1: Firms choosing to move back into Bradford city centre

Bradford is one example of where an intervention was needed to provide quality office space. But rather than the city council stepping in, it was Business & Enterprise Finance, a subsidiary of West & North Yorkshire Chamber of Commerce who did this. In 2013 they opened Bradford City Hub, a high-quality office set within a refurbished warehouse in Little Germany.

Their motivation came from the lack of high-quality offices in the city centre. Low office rents (£5-8 per square foot) prevented the private sector from delivering space directly. It was often more profitable to convert properties into residential buy-to-lets, and the use of Permitted Development Rights meant the council could not restrict these changes of use despite a stronger need for offices.

Despite the apparently weak market, the Chamber believed there was sufficient occupier demand to make a success of a speculative office development. A combination of European Regional Development Funds (ERDF), Bradford Council and equity funds made the scheme possible.
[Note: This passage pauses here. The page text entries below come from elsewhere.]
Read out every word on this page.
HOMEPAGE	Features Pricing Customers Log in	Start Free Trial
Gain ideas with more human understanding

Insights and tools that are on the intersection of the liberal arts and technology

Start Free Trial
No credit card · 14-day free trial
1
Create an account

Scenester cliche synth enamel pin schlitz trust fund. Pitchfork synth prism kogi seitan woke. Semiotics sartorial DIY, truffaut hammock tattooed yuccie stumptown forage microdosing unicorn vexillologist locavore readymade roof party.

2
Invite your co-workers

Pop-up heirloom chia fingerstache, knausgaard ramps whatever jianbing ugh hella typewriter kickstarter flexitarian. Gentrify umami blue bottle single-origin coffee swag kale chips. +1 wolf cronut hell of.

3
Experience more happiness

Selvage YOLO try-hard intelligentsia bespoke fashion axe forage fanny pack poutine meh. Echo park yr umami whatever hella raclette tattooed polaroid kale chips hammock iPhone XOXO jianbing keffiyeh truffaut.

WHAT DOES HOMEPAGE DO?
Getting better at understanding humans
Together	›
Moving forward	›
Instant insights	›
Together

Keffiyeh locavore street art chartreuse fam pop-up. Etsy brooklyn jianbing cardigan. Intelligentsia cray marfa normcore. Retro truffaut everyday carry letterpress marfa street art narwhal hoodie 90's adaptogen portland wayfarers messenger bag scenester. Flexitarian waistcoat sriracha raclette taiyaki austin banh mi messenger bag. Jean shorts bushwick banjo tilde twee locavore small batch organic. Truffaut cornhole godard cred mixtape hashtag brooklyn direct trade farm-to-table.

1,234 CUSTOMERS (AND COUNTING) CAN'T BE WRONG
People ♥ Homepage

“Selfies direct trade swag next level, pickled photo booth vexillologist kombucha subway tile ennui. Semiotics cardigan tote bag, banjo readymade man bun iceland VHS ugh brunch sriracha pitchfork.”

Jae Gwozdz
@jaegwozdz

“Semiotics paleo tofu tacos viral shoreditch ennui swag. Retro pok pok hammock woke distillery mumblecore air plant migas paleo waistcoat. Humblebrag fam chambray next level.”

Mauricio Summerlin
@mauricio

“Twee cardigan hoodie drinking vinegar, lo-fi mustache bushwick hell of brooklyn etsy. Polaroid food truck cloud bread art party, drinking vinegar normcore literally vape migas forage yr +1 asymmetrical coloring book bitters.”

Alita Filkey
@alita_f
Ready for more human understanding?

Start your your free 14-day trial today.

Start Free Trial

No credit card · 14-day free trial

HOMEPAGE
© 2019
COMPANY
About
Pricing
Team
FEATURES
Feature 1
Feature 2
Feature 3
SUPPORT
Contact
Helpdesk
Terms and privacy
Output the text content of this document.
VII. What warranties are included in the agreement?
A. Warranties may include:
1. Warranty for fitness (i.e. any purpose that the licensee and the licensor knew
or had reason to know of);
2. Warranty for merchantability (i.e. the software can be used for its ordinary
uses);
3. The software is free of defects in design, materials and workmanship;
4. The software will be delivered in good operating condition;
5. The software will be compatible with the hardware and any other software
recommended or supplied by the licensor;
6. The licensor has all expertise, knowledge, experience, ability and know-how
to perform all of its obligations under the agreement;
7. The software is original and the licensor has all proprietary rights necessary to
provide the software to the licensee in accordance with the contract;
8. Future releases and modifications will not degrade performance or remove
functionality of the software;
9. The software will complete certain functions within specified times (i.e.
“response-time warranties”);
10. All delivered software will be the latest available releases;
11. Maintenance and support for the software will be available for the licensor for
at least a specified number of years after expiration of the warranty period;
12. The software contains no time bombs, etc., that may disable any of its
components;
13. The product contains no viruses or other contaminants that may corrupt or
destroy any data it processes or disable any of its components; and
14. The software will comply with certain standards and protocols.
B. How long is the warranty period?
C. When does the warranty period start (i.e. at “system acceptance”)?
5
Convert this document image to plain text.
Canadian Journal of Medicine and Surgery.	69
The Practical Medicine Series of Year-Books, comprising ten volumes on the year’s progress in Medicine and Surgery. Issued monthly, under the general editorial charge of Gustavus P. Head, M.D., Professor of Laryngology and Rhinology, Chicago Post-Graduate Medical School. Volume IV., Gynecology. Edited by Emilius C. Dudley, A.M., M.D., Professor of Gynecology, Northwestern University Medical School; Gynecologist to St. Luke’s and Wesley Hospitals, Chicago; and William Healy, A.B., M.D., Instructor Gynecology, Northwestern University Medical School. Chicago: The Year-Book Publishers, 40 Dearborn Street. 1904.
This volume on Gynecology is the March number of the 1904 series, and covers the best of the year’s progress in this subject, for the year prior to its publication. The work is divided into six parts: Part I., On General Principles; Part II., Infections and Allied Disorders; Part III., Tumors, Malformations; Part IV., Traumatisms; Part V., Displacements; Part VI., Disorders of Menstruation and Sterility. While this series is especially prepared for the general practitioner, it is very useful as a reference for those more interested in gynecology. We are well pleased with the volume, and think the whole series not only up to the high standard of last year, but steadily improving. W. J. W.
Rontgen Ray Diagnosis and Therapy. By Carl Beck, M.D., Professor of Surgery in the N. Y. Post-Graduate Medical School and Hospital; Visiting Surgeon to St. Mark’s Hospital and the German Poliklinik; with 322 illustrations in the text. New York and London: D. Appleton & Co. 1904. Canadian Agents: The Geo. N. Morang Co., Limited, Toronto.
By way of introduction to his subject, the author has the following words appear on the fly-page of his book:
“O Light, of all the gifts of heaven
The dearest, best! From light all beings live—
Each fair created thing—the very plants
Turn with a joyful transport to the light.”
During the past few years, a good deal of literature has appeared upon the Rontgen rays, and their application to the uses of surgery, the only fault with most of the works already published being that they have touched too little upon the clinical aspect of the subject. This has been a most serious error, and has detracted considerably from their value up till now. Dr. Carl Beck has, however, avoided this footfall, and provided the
The success of the Hub suggests they were right. The 7,000 sq. ft. Grade A space contains 19 offices and 5 meeting rooms, and occupancy rates have been consistently high since opening. The high quality means they are able to collect higher rents (£16-17 per square foot). The original target occupiers were start-ups and young companies but a number of more established firms have now been attracted in, highlighting the wider appeal of city centre space.

Interestingly, several professional services firms have since moved from the city’s business park into the Hub, citing the city centre’s rail links, amenity offer and the Hub’s co-location opportunities as particular attractions. On the flip side, several firms have relocated from the Hub to the business park. These were less knowledge-based and so did not benefit from the spillovers on offer in the city centre.

The Chamber considers Bradford’s next challenge to be the lack of grow-on space for those who have expanded beyond the City Hub’s scale. Currently, firms are forced to migrate to business parks, but many would prefer larger, flexible city centre premises so they can continue to reap the benefits of a central location. As a result, Business & Enterprise Finance is now considering City Hub 2 to meet this demand.